◆素直なベンジャミンの人間性に、多くの観客は共感を寄せるだろう(90点)
老人として生を受け、年月の経過とともに若返っていく。そんな摩訶不思議な運命のもとに生まれたベンジャミン・バトン(ブラッド・ピット)。彼は老人施設で育てられたのちに家を出て、さまざまな人々と出会いながら人生経験を積む。顔中にあったシワがなくなったころ、ようやく愛する幼なじみのデイジー(ケイト・ブランシェット)と一緒になるが……。
巻き戻しの人生を宿命づけられた男の生涯を、抑制を利かせた筆致でていねいに描いた作品だ。

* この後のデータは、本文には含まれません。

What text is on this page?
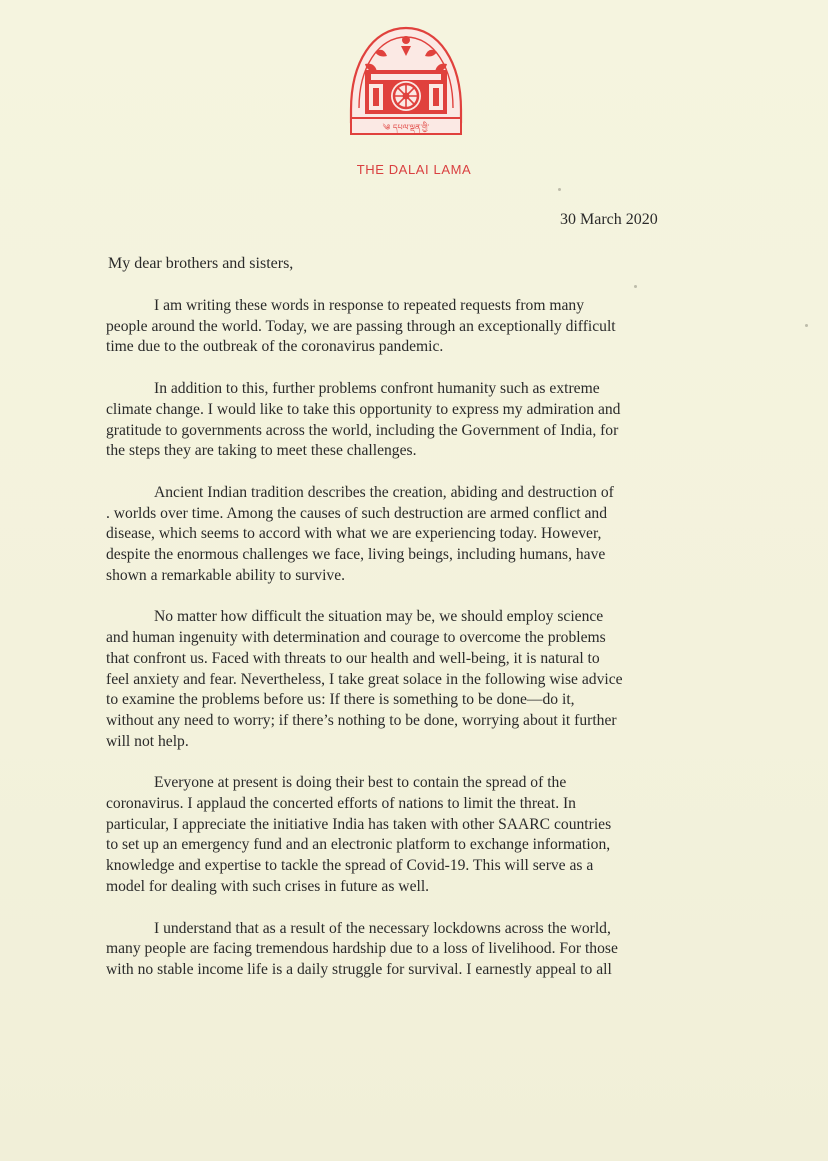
༄ དཔལ་ལྡན་གྱི་
THE DALAI LAMA
30 March 2020
My dear brothers and sisters,

I am writing these words in response to repeated requests from many
people around the world. Today, we are passing through an exceptionally difficult
time due to the outbreak of the coronavirus pandemic.

In addition to this, further problems confront humanity such as extreme
climate change. I would like to take this opportunity to express my admiration and
gratitude to governments across the world, including the Government of India, for
the steps they are taking to meet these challenges.

Ancient Indian tradition describes the creation, abiding and destruction of
. worlds over time. Among the causes of such destruction are armed conflict and
disease, which seems to accord with what we are experiencing today. However,
despite the enormous challenges we face, living beings, including humans, have
shown a remarkable ability to survive.

No matter how difficult the situation may be, we should employ science
and human ingenuity with determination and courage to overcome the problems
that confront us. Faced with threats to our health and well-being, it is natural to
feel anxiety and fear. Nevertheless, I take great solace in the following wise advice
to examine the problems before us: If there is something to be done—do it,
without any need to worry; if there’s nothing to be done, worrying about it further
will not help.

Everyone at present is doing their best to contain the spread of the
coronavirus. I applaud the concerted efforts of nations to limit the threat. In
particular, I appreciate the initiative India has taken with other SAARC countries
to set up an emergency fund and an electronic platform to exchange information,
knowledge and expertise to tackle the spread of Covid-19. This will serve as a
model for dealing with such crises in future as well.

I understand that as a result of the necessary lockdowns across the world,
many people are facing tremendous hardship due to a loss of livelihood. For those
with no stable income life is a daily struggle for survival. I earnestly appeal to all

ベンジャミンが残した手記をひも解く形態で進む物語は、インパクトのある設定に加え、主人公のモノローグ(独白)と、「年老いた赤ん坊」に代表される高度な映像技術も功を奏し、観客の興味と関心をまたたく間にスクリーンに惹き付ける。
ベンジャミンが抱える孤独やコンプレクッスは計り知れない。がしかし、彼はそうした気持ちをおくびにも出さない。ベンジャミンが人生において常に人々から愛され続けたのは、必要以上に現実を悲観しない彼の前向きな性格と、生来の平和主義のおかげだろう。
見かけや体(機能)の巻き戻しとは別に、精神だけは通常の人間と同じように成長していくベンジャミン。派手さはないが、人並みに好奇心や冒険心を持ち、人を愛し、労り、慈しみ、謙虚かつ誠実に人生を歩む。他人に媚びへつらうことも、あるいは自分を大きく見せることもない。そんな素直なベンジャミンの人間性に、多くの観客は共感を寄せるだろう。

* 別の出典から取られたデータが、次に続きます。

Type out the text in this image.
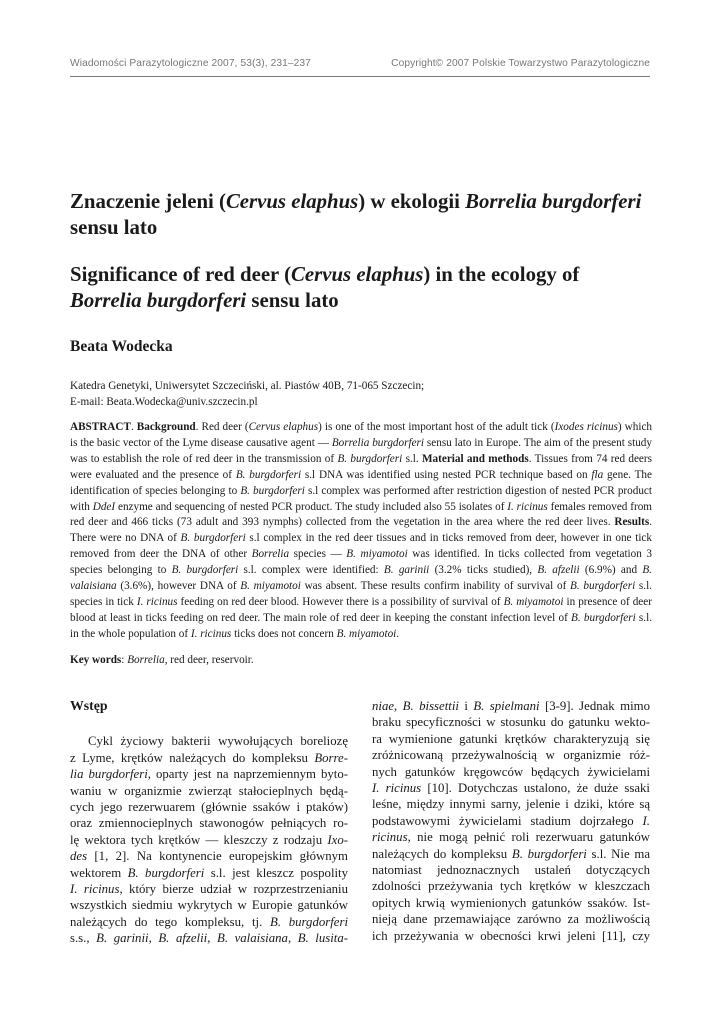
Wiadomości Parazytologiczne 2007, 53(3), 231–237	Copyright© 2007 Polskie Towarzystwo Parazytologiczne
Znaczenie jeleni (Cervus elaphus) w ekologii Borrelia burgdorferi sensu lato
Significance of red deer (Cervus elaphus) in the ecology of Borrelia burgdorferi sensu lato
Beata Wodecka
Katedra Genetyki, Uniwersytet Szczeciński, al. Piastów 40B, 71-065 Szczecin;
E-mail: Beata.Wodecka@univ.szczecin.pl

ABSTRACT. Background. Red deer (Cervus elaphus) is one of the most important host of the adult tick (Ixodes ricinus) which is the basic vector of the Lyme disease causative agent — Borrelia burgdorferi sensu lato in Europe. The aim of the present study was to establish the role of red deer in the transmission of B. burgdorferi s.l. Material and methods. Tissues from 74 red deers were evaluated and the presence of B. burgdorferi s.l DNA was identified using nested PCR technique based on fla gene. The identification of species belonging to B. burgdorferi s.l complex was performed after restriction digestion of nested PCR product with DdeI enzyme and sequencing of nested PCR product. The study included also 55 isolates of I. ricinus females removed from red deer and 466 ticks (73 adult and 393 nymphs) collected from the vegetation in the area where the red deer lives. Results. There were no DNA of B. burgdorferi s.l complex in the red deer tissues and in ticks removed from deer, however in one tick removed from deer the DNA of other Borrelia species — B. miyamotoi was identified. In ticks collected from vegetation 3 species belonging to B. burgdorferi s.l. complex were identified: B. garinii (3.2% ticks studied), B. afzelii (6.9%) and B. valaisiana (3.6%), however DNA of B. miyamotoi was absent. These results confirm inability of survival of B. burgdorferi s.l. species in tick I. ricinus feeding on red deer blood. However there is a possibility of survival of B. miyamotoi in presence of deer blood at least in ticks feeding on red deer. The main role of red deer in keeping the constant infection level of B. burgdorferi s.l. in the whole population of I. ricinus ticks does not concern B. miyamotoi.

Key words: Borrelia, red deer, reservoir.
Wstęp

Cykl życiowy bakterii wywołujących boreliozę
z Lyme, krętków należących do kompleksu Borre-
lia burgdorferi, oparty jest na naprzemiennym byto-
waniu w organizmie zwierząt stałocieplnych będą-
cych jego rezerwuarem (głównie ssaków i ptaków)
oraz zmiennocieplnych stawonogów pełniących ro-
lę wektora tych krętków — kleszczy z rodzaju Ixo-
des [1, 2]. Na kontynencie europejskim głównym
wektorem B. burgdorferi s.l. jest kleszcz pospolity
I. ricinus, który bierze udział w rozprzestrzenianiu
wszystkich siedmiu wykrytych w Europie gatunków
należących do tego kompleksu, tj. B. burgdorferi
s.s., B. garinii, B. afzelii, B. valaisiana, B. lusita-

niae, B. bissettii i B. spielmani [3-9]. Jednak mimo
braku specyficzności w stosunku do gatunku wekto-
ra wymienione gatunki krętków charakteryzują się
zróżnicowaną przeżywalnością w organizmie róż-
nych gatunków kręgowców będących żywicielami
I. ricinus [10]. Dotychczas ustalono, że duże ssaki
leśne, między innymi sarny, jelenie i dziki, które są
podstawowymi żywicielami stadium dojrzałego I.
ricinus, nie mogą pełnić roli rezerwuaru gatunków
należących do kompleksu B. burgdorferi s.l. Nie ma
natomiast jednoznacznych ustaleń dotyczących
zdolności przeżywania tych krętków w kleszczach
opitych krwią wymienionych gatunków ssaków. Ist-
nieją dane przemawiające zarówno za możliwością
ich przeżywania w obecności krwi jeleni [11], czy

終盤、自分の家族にまつわるエピソードのなかで彼が下した選択(それを黙認したデイジーの選択)には納得しがたいものがあるが、その「納得しがたさ」こそが、凡人が推察する「想像上の孤独」とベンジャミンやデイジーにしか分からない「真の孤独」との乖離であり、その距離感を最後まで保ち続けたことが、本作「ベンジャミン・バトン 数奇な人生」の価値ではないだろうか。
映画的な構造が「フォレスト・ガンプ/一期一会」(94年)に似ているのは、脚本を「フォレスト・ガンプ/一期一会」の脚本家エリック・ロスが手がけているためだ。モノローグ、人生の一大絵巻、誠実な人生、現在と過去の往復……等々、類似点は少なくない。もちろん、だからといってこの作品の評価が下がるわけではない。むしろ氏のお家芸として評価するべきだろう。
監督は「セブン」(95年)や「ファイト・クラブ」(99年)で知られるデヴィッド・フィンチャー。本作「ベンジャミン・バトン 数奇な人生」は、氏のこれまでの作品とは世界観を異にするものの、純度100%のファンタジーをリアリスティックに描写した手腕はお見事。彼の作品リストにまた新たな代表作が加わったことになる。
映像のすばらしさも忘れてはなるまい。VFXの技術を駆使した革新的な映像は、奇抜な原作の映画化を可能とし、"大人になった俳優が子供を演じる"という従来あり得なかったケースをブラッド・ピットに与えた。この映像に触れられるだけでも、劇場に足を運ぶ価値はある。
興味深い設定と人生を深く洞察する物語、それに革新的な映像……それらを堪能しているうちに167分はあっという間にすぎる。鑑賞後の余韻は、長く、静かだ。ベンジャミンのせつなくも豊かな人生に、自分自身の人生を重ね合わせたときに見えてくるものを大切にしたい。